Mistake #2: Not Controlling Their Online Spin

But that's not the only thing that they neglected. While they were hyperfocused on the fundraiser, they forgot that they had a con to run. This is a mistake of inexperience. The most imminent disaster will take up your attention, but the experienced con-runner remembers that while some are needed in the fundraiser room to raise the funds, other are needed elsewhere in the con to reassure the guests, panelists, and other attendees that the show will go on and they won't be screwed.

Mistake #3: Neglecting the Guests

Since most or all of the Paypal donations were refunded, it appears clear that the revenues did come over the next two days and the con would have been able to pay their paid guests and cover their rooms. However, their big guests were probably left alone and in the dark, wondering what would happen. While the big rally was going on over there, these guests were watching social media blow up with the disaster they were at. Of course, it was not, in any real sense a disaster yet, but the blogosphere loves to make a disaster and point fingers at the failures of others to make themselves feel better. So, if you are a guest reading that crap, and every person from the con who could refute it is on stage raising money or in meetings with the hotel, you get more and more nervous until you decide its time to pack up and go.

So, now one crisis, which is successfully dealt with, cascades into a second crisis of losing the key guests.

I should point out that faced with the same situation, most of the conventions I work with might have made the same mistake.

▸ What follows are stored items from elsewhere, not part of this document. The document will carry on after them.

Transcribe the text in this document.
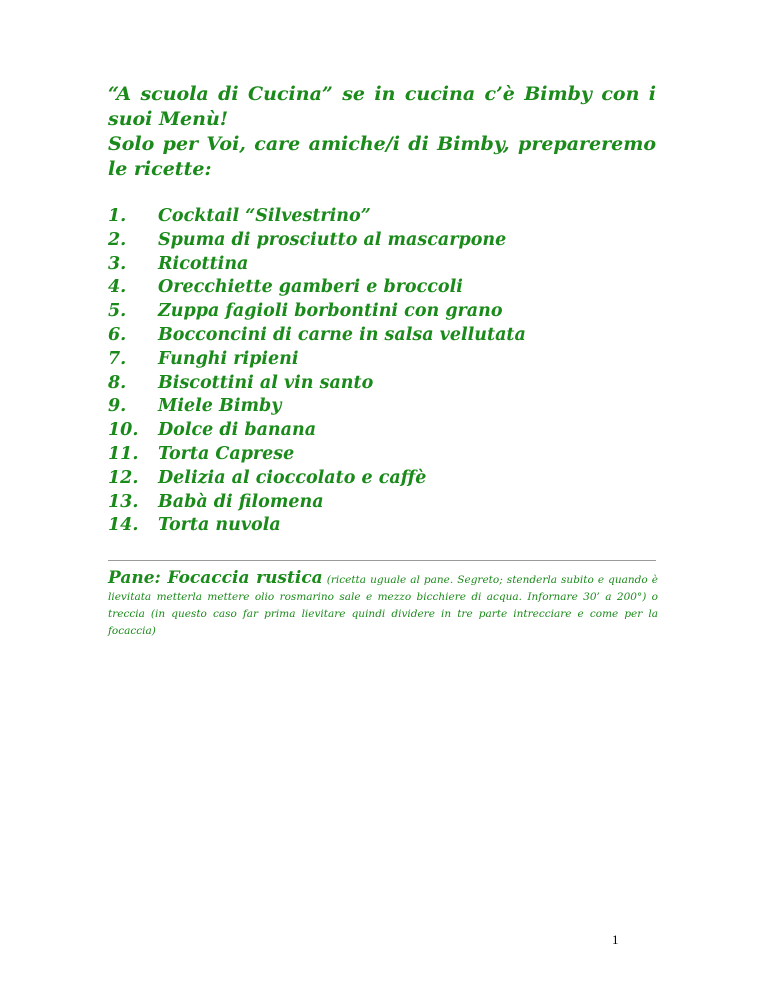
“A scuola di Cucina” se in cucina c’è Bimby con i suoi Menù!

Solo per Voi, care amiche/i di Bimby, prepareremo le ricette:

1.	Cocktail “Silvestrino”
2.	Spuma di prosciutto al mascarpone
3.	Ricottina
4.	Orecchiette gamberi e broccoli
5.	Zuppa fagioli borbontini con grano
6.	Bocconcini di carne in salsa vellutata
7.	Funghi ripieni
8.	Biscottini al vin santo
9.	Miele Bimby
10.	Dolce di banana
11.	Torta Caprese
12.	Delizia al cioccolato e caffè
13.	Babà di filomena
14.	Torta nuvola
Pane: Focaccia rustica (ricetta uguale al pane. Segreto; stenderla subito e quando è lievitata metterla mettere olio rosmarino sale e mezzo bicchiere di acqua. Infornare 30’ a 200°) o treccia (in questo caso far prima lievitare quindi dividere in tre parte intrecciare e come per la focaccia)
1
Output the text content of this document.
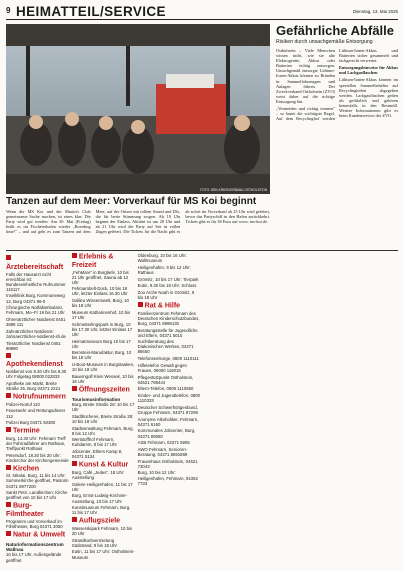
9 HEIMATTEIL/SERVICE	Dienstag, 13. Mai 2025
FOTO: DRK-KREISVERBAND OSTHOLSTEIN
Tanzen auf dem Meer: Vorverkauf für MS Koi beginnt
Wenn die MS Koi und der Martin's Club gemeinsame Sache machen, ist eines klar: Die Party wird gut werden. Am 30. Mai (Freitag) heißt es im Fischereihafen wieder „Boarding time!" – und auf geht es zum Tanzen auf dem Meer, auf der Ostsee mit tollem Sound und DJs, die für beste Stimmung sorgen. Ab 19 Uhr beginnt der Einlass, Abfahrt ist um 20 Uhr und ab 21 Uhr wird die Party auf See in vollen Zügen gefeiert. Die Tickets für die Nacht gibt es ab sofort im Vorverkauf ab 23 Uhr wird gefeiert, bevor das Partyschiff in den Hafen zurückkehrt. Tickets gibt es für 38 Euro auf www. ms-koi.de.
Gefährliche Abfälle
Risiken durch unsachgemäße Entsorgung

Ostholstein – Viele Menschen wissen nicht, wie sie alte Elektrogeräte, Akkus oder Batterien richtig entsorgen. Unsachgemäß entsorgte Lithium-Ionen-Akkus können zu Bränden in Sammelfahrzeugen und Anlagen führen. Der Zweckverband Ostholstein (ZVO) weist daher auf die richtige Entsorgung hin.

„Vermeiden und richtig trennen" – so lautet die wichtigste Regel. Auf dem Recyclinghof werden Lithium-Ionen-Akkus und Batterien sicher gesammelt und fachgerecht verwertet.

Entsorgungshinweise für Akkus und Lachgasflaschen

Lithium-Ionen-Akkus können im speziellen Sammelbehälter auf Recyclinghöfen abgegeben werden. Lachgasflaschen gelten als gefährlich und gehören keinesfalls in den Restmüll. Weitere Informationen gibt es beim Kundenservice des ZVO.

Ärztebereitschaft

Falls der Hausarzt nicht erreichbar ist: Bundeseinheitliche Rufnummer 116117

Inselklinik Burg, Kommuneweg 12, Burg 04371 88-0

Chirurgische Notfallambulanz, Fehmarn, Mo–Fr 19 bis 21 Uhr

Ohrenärztlicher Notdienst 0451 3888 111

Zahnärztlicher Notdienst: zahnaerztlicher-notdienst-sh.de

Tierärztlicher Notdienst 0451 88980

Apothekendienst

Notdienst von 8.30 Uhr bis 8.30 Uhr Folgetag 08000 022833

Apotheke am Markt, Breite Straße 25, Burg 04371 2221

Notrufnummern

Polizei-Notruf 110

Feuerwehr und Rettungsdienst 112

Polizei Burg 04371 50380

Termine

Burg, 14.30 Uhr: Fehmarn Treff der Fahrradfahrer am Rathaus, Treffpunkt Rathaus

Petersdorf, 18.30 bis 20 Uhr: Kinderchor der Kirchengemeinde

Kirchen

St. Nikolai, Burg, 11 bis 14 Uhr: Sommerkirche geöffnet, Pastorin 04371 8977200

Sankt Petri, Landkirchen: Kirche geöffnet von 10 bis 17 Uhr

Burg-Filmtheater

Programm und Vorverkauf im Filmtheater, Burg 04371 3050

Natur & Umwelt
Naturinformationszentrum Wallnau

10 bis 17 Uhr, Außengelände geöffnet

Erlebnis & Freizeit

„FehMare" in Burgtiefe, 10 bis 21 Uhr geöffnet, Sauna ab 12 Uhr

Fehmarnbelt-Dock, 10 bis 18 Uhr, letzter Einlass 16.30 Uhr

Galileo Wissenswelt, Burg, 10 bis 18 Uhr

Museum Katharinenhof, 10 bis 17 Uhr

Schmetterlingspark in Burg, 10 bis 17.30 Uhr, letzter Einlass 17 Uhr

Heimatmuseum Burg 10 bis 17 Uhr

Bernstein-Manufaktur, Burg, 10 bis 18 Uhr

U-Boot-Museum in Burgstaaken, 10 bis 18 Uhr

Bauerngolf Klein Wessek, 10 bis 18 Uhr

Öffnungszeiten
Tourismusinformation

Burg, Breite Straße 28: 10 bis 17 Uhr

Stadtbücherei, Breite Straße 28: 10 bis 18 Uhr

Stadtverwaltung Fehmarn, Burg, 8 bis 12 Uhr

Wertstoffhof Fehmarn, Kuhdamm, 8 bis 17 Uhr

Jobcenter, Ehlers Kamp 8, 04371 5134

Kunst & Kultur

Burg, Café „Jedes", 18 Uhr: Ausstellung

Galerie Heiligenhafen, 11 bis 17 Uhr

Burg, Ernst-Ludwig-Kirchner-Ausstellung, 10 bis 17 Uhr

Kunstmuseum Fehmarn, Burg, 11 bis 17 Uhr

Auflugsziele

Wasserskipark Fehmarn, 10 bis 20 Uhr

Strandkorbvermietung Südstrand, 9 bis 18 Uhr

Eutin, 11 bis 17 Uhr: Ostholstein-Museum

Oldenburg, 10 bis 16 Uhr: Wallmuseum

Heiligenhafen, 9 bis 12 Uhr: Rathaus

Grömitz, 10 bis 17 Uhr: Tierpark

Eutin, 9.30 bis 18 Uhr: Schloss

Zoo Arche Noah in Grömitz, 9 bis 18 Uhr

Rat & Hilfe

Familienzentrum Fehmarn des Deutschen Kinderschutzbundes, Burg, 04371 8898130

Beratungsstelle für Jugendliche und Eltern, 04371 5015

Suchtberatung des Diakonischen Werkes, 04371 86650

Telefonseelsorge, 0800 1110111

Hilfetelefon Gewalt gegen Frauen, 08000 116016

Pflegestützpunkt Ostholstein, 04521 788444

Eltern-Telefon, 0800 1110550

Kinder- und Jugendtelefon, 0800 1110333

Deutscher Schwerhörigenbund, Gruppe Fehmarn, 04371 87299

Anonyme Alkoholiker, Fehmarn, 04371 6160

Kommunales Jobcenter, Burg, 04371 89060

ASB Fehmarn, 04371 5995

AWO Fehmarn, Senioren-Beratung, 04371 8691888

Frauenhaus Ostholstein, 04521 73043

Burg, 10 bis 12 Uhr: Heiligenhafen, Fehmarn, 04362 7733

Unless a con has a dedicated person whose job is to work directly with those guests, it would be very easy to neglect to keep them informed until the first crisis was dealt with. The guests are out of sight and out of mind. They are off in their hotel room preparing for the weekend. They can only contact junior staff who has probably been told not to bother senior staff until the money is raised.

Once the key guests had departed, there was the final and most damaging crisis...

Mistake #4: Neglecting Social Media

If you run a stamp collectors convention and your screw up, some people might post on their personal Facebook pages and there might be some rumble. If you run a Tumblr convention, you should expect that everything you do, good or bad, is about to be under the microscope for all to see. Rather, kaleidoscope might be more appropriate. The Internet twists everything to make it "funny". Even things that are good get turned into insulting memes. When they were forced to go begging for the $17,000 they were probably blinded by the wave of support they got, to forget that there are trolls lurking in basements across America who have never contributed anything to the world who are ready to insult and malign anything they can.

The trolls made memes of certain facts of the event, and then people who are more receptive to negative news that positive, perpetuated those memes and ideas. Of course, since most people have never run a con, they listen to the trolls who say that the surprise bill is not plausible, and the word "scam" starts floating around

The plain and simple fact is that the people who run Dashcon are young and inexperienced. They made common mistakes and mistakes that much larger and stronger cons might face. In fact, I worked with a fantastic convention this weekend that had to be saved by crowd funding in their early years due to a surprise from their venue regarding the bill. Anyone remember saveconnecticon.com? Yes, it happened after the con, not during, but the concept is the same. Dashcon just made their mistakes in front of the great lens of Tumblr.

Don't be so quick to judge unless you've started a con yourself.